CD1 (all), CD2, tr. 1-8, Moscow, Small Hall of the Tchaikovsky Conservatoire, 13.5.1960, live
CD2, tr. 9-12, Moscow 2.12.1946
CD 2, tr. 13-20, Moscow, Scriabin Museum, 1953, live
Mono recordings. CDs released 1995.

Emerson.


----------



## Vaneyes (May 11, 2010)

Emerson said:


> If you stick the discs into your computer's CD drive and load an app that accesses the public-use CD database, the track names along with times will come up -- I just tried it with these discs.
> 
> Meanwhile, I'm attaching image files made from those displays. (My app doesn't produce copy-able text.)
> 
> ...


As William Barrington-Coupe cringes.


----------



## Guest (Jun 5, 2010)

Emerson said:


> If you stick the discs into your computer's CD drive and load an app that accesses the public-use CD database, the track names along with times will come up -- .


That sounds good can you advise of a program, thanks


----------



## Emerson (Jun 4, 2010)

Andante said:


> That sounds good can you advise of a program, thanks


(You opened the images, right? Because they contain everything you'll get with the method I'm suggesting.)

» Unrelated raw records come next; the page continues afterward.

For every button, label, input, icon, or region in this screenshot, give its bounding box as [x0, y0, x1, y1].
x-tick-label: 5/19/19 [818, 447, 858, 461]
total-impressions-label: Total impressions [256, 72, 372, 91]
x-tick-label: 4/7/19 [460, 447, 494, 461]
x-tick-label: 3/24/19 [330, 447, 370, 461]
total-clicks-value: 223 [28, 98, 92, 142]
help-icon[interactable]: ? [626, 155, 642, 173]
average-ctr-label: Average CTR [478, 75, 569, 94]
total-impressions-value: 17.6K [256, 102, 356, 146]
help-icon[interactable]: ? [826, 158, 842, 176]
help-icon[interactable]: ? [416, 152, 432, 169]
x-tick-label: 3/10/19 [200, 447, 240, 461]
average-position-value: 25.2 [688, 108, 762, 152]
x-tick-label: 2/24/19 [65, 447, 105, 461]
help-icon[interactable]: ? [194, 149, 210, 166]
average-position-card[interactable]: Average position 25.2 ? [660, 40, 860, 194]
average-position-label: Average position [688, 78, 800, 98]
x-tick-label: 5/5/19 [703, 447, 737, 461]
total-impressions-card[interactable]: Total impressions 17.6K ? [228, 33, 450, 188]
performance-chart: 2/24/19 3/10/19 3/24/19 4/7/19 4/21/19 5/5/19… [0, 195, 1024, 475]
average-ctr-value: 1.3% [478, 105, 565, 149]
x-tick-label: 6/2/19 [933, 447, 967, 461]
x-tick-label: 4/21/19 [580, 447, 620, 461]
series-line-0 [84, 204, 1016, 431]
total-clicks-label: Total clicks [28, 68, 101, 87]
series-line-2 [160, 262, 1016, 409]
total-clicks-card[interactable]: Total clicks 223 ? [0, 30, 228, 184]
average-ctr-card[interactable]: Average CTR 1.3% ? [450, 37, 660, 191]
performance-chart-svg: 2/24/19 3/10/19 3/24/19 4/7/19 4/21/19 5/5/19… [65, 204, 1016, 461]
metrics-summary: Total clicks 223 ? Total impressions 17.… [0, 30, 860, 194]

iTunes will do it, and so will most any program used for "ripping" audio off of CDs. If you were copying a CD by means of your computer, what program would you use, if any? It probably has a feature that will handle this. With the disc loaded, look under "File" or "Compact Disc," or "Tools," something like that....

Emerson.


----------



## Guest (Jun 5, 2010)

Thanks Emerson I will try and thanks again


----------